Jelaslah, pemberian ladang konsesi kepada perusahaan asing untuk mengelola emas atau barang tambang lainnya seperti yang dilakukan selama ini sudah terbukti tidak tepat. Dengan cara seperti itu, hasilnya lebih banyak dinikmati oleh segelintir pengusaha atau perusahaan-perusahaan tersebut dan penguasa yang berkolusi dengan para pengusaha ketimbang yang dirasakan oleh rakyat. Pengelolaan barang tambang serta bentuk kepemilikan umum lain dengan cara seperti yang selama ini dilakukan jelas harus ditinjau ulang.

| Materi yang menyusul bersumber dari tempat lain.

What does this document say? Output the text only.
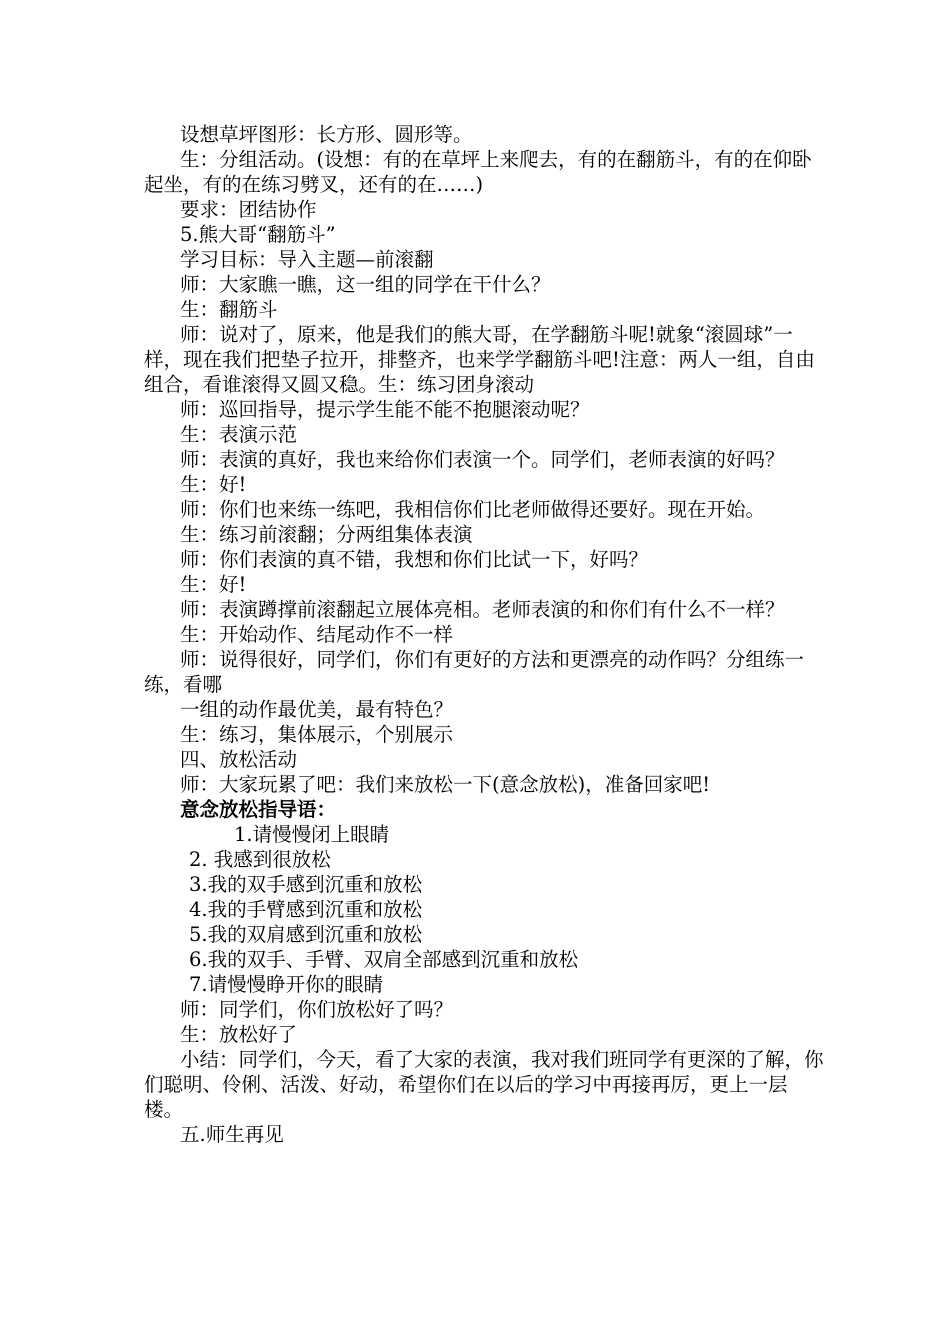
设想草坪图形：长方形、圆形等。

生：分组活动。(设想：有的在草坪上来爬去，有的在翻筋斗，有的在仰卧起坐，有的在练习劈叉，还有的在……)

要求：团结协作

5.熊大哥“翻筋斗”

学习目标：导入主题—前滚翻

师：大家瞧一瞧，这一组的同学在干什么？

生：翻筋斗

师：说对了，原来，他是我们的熊大哥，在学翻筋斗呢!就象“滚圆球”一样，现在我们把垫子拉开，排整齐，也来学学翻筋斗吧!注意：两人一组，自由组合，看谁滚得又圆又稳。生：练习团身滚动

师：巡回指导，提示学生能不能不抱腿滚动呢？

生：表演示范

师：表演的真好，我也来给你们表演一个。同学们，老师表演的好吗？

生：好!

师：你们也来练一练吧，我相信你们比老师做得还要好。现在开始。

生：练习前滚翻；分两组集体表演

师：你们表演的真不错，我想和你们比试一下，好吗？

生：好!

师：表演蹲撑前滚翻起立展体亮相。老师表演的和你们有什么不一样？

生：开始动作、结尾动作不一样

师：说得很好，同学们，你们有更好的方法和更漂亮的动作吗？分组练一练，看哪

一组的动作最优美，最有特色？

生：练习，集体展示，个别展示

四、放松活动

师：大家玩累了吧：我们来放松一下(意念放松)，准备回家吧!

意念放松指导语：

1.请慢慢闭上眼睛

2. 我感到很放松

3.我的双手感到沉重和放松

4.我的手臂感到沉重和放松

5.我的双肩感到沉重和放松

6.我的双手、手臂、双肩全部感到沉重和放松

7.请慢慢睁开你的眼睛

师：同学们，你们放松好了吗？

生：放松好了

小结：同学们，今天，看了大家的表演，我对我们班同学有更深的了解，你们聪明、伶俐、活泼、好动，希望你们在以后的学习中再接再厉，更上一层楼。

五.师生再见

Profesionalitas Pengelolaan SDA dalam Islam
Dalam pandangan Islam, barang tambang adalah milik umum yang harus dikelola hanya oleh negara dimana hasilnya harus dikembalikan kepada rakyat dalam bentuk barang yang murah atau subsidi untuk kebutuhan primer semisal pendidikan, kesehatan dan fasilitas umum lainnya. Paradigma pengelolaan sumberdaya alam milik umum yang berbasis swasta atau (corporate based management) harus dirubah menjadi pengelolaan kepemilikan umum oleh negara (state based management) dengan tetap berorientasi pada kelestarian sumber daya (sustainable resources principle).

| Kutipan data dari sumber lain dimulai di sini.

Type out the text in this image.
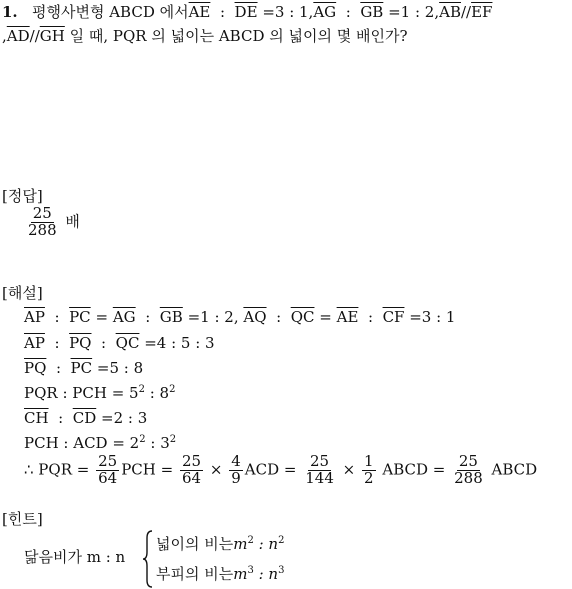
1. 평행사변형 ABCD 에서$\overline{AE}$ : $\overline{DE} =3$ : $1,\overline{AG}$ : $\overline{GB} =1$ : $2,\overline{AB}//\overline{EF}$
$,\overline{AD}//\overline{GH}$ 일 때, PQR 의 넓이는 ABCD 의 넓이의 몇 배인가?
[정답]
$\frac{25}{288}$ 배
[해설]
$\overline{AP}$ : $\overline{PC} = \overline{AG}$ : $\overline{GB} =1$ : 2, $\overline{AQ}$ : $\overline{QC} = \overline{AE}$ : $\overline{CF} =3$ : 1
$\overline{AP}$ : $\overline{PQ}$ : $\overline{QC} =4$ : 5 : 3
$\overline{PQ}$ : $\overline{PC} =5$ : 8
PQR : PCH = $5^2$ : $8^2$
$\overline{CH}$ : $\overline{CD} =2$ : 3
PCH : ACD = $2^2$ : $3^2$
∴ PQR = $\frac{25}{64}$ PCH = $\frac{25}{64} \times \frac{4}{9}$ ACD = $\frac{25}{144} \times \frac{1}{2}$ ABCD = $\frac{25}{288}$ ABCD
[힌트]
닮음비가 m : n
넓이의 비는$m^2$ : $n^2$
부피의 비는$m^3$ : $n^3$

Pendapat bahwa sumber daya alam milik umum harus dikelola oleh negara untuk hasilnya diberikan kepada rakyat dikemukakan oleh An-Nabhani (1996)7 berdasarkan pada hadits riwayat Imam At-Tirmidzi dari Abyadh bin Hamal. Dalam hadits tersebut, Abyad diceritakan telah meminta kepada Rasul untuk dapat mengelola sebuah tambang garam. Rasul meloloskan permintaan itu, tapi segera diingatkan oleh seorang shahabat,
“Wahai Rasulullah, tahukah engkau, apa yang engkau berikan kepadanya? Sesungguhnya engkau telah memberikan sesuatu yang bagaikan air mengalir (ma’u al-‘iddu)” Rasulullah kemudian bersabda: “Tariklah tambang tersebut darinya”.

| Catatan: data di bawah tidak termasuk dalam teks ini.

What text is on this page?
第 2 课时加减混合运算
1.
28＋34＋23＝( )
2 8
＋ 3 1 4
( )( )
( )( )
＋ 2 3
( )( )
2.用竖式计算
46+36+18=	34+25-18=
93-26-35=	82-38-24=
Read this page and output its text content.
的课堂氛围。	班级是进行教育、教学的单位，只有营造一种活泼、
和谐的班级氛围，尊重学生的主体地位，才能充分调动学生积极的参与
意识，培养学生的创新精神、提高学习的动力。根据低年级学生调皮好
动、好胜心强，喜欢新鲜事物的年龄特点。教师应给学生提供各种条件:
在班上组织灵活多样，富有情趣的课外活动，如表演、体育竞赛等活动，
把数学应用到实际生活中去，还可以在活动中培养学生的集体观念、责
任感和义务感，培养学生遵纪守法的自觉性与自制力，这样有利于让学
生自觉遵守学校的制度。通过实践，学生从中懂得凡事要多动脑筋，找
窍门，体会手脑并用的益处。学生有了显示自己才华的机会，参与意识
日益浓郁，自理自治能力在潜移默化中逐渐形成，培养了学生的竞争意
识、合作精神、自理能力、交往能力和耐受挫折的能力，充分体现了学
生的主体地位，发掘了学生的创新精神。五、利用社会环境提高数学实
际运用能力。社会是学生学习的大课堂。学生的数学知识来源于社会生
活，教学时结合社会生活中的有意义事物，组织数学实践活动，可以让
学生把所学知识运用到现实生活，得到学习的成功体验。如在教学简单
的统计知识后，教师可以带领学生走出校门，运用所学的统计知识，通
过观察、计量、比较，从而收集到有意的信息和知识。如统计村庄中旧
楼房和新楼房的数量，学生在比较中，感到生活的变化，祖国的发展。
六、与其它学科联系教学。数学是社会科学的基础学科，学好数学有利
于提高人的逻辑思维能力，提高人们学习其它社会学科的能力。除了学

Ma’u al-‘iddu adalah air yang karena jumlahnya sangat banyak digambarkan mengalir terus menerus. Hadist tersebut menyerupakan tambang garam yang kandungannya sangat banyak sebagaimana air yang mengalir. Bahwa semula Rasullah SAW memberikan tambang garam kepada Abyadh menunjukkan kebolehan memberikan tambang garam atau tambang yang lain kepada seseorang. Tapi ketika kemudian Rasul mengetahui bahwa tambang tersebut merupakan tambang yang cukup besar, digambarkan bagaikan air yang terus mengalir, maka Rasul mencabut pemberian itu, karena dengan kandungannya yang sangat besar itu, tambang tersebut dikategorikan sebagai milik umum. Dan semua milik umum tidak boleh dikuasai oleh individu.
Yang menjadi fokus dalam hadits tersebut tentu saja bukan “garam”, melainkan tambangnya. Terbukti, ketika Rasul mengetahui bahwa tambang garam itu jumlahnya sangat banyak, ia menarik kembali pemberian itu. An-Nabhani (1996)7 mengutip ungkapan Abu Ubaid yang mengatakan:
“Adapun pemberian Nabi SAW kepada Abyadh bin Hambal terhadap tambang garam yang terdapat di daerah Ma’rab, kemudian beliau mengambilnya kembali dari tangan Abyadh, sesungguhnya beliau mencabutnya semata karena menurut beliau tambang tersebut merupakan tanah mati yang dihidupkan oleh Abyadh lalu dia mengelolanya. Ketika Nabi SAW mengetahui bahwa tambang tersebut (laksana) air yang mengalir, yang mana air tersebut merupakan benda yang tidak pernah habis, seperti mata air dan air bor, maka beliau mencabutnya kembali, karena sunnah Rasulullah SAW dalam masalah padang (hutan dll), api (energi/barang tambang dll) dan air menyatakan bahwa semua manusia berserikat dalam masalah tersebut, maka beliau melarang bagi seseorang untuk memilikinya, sementara yang lain tidak dapat memilikinya”.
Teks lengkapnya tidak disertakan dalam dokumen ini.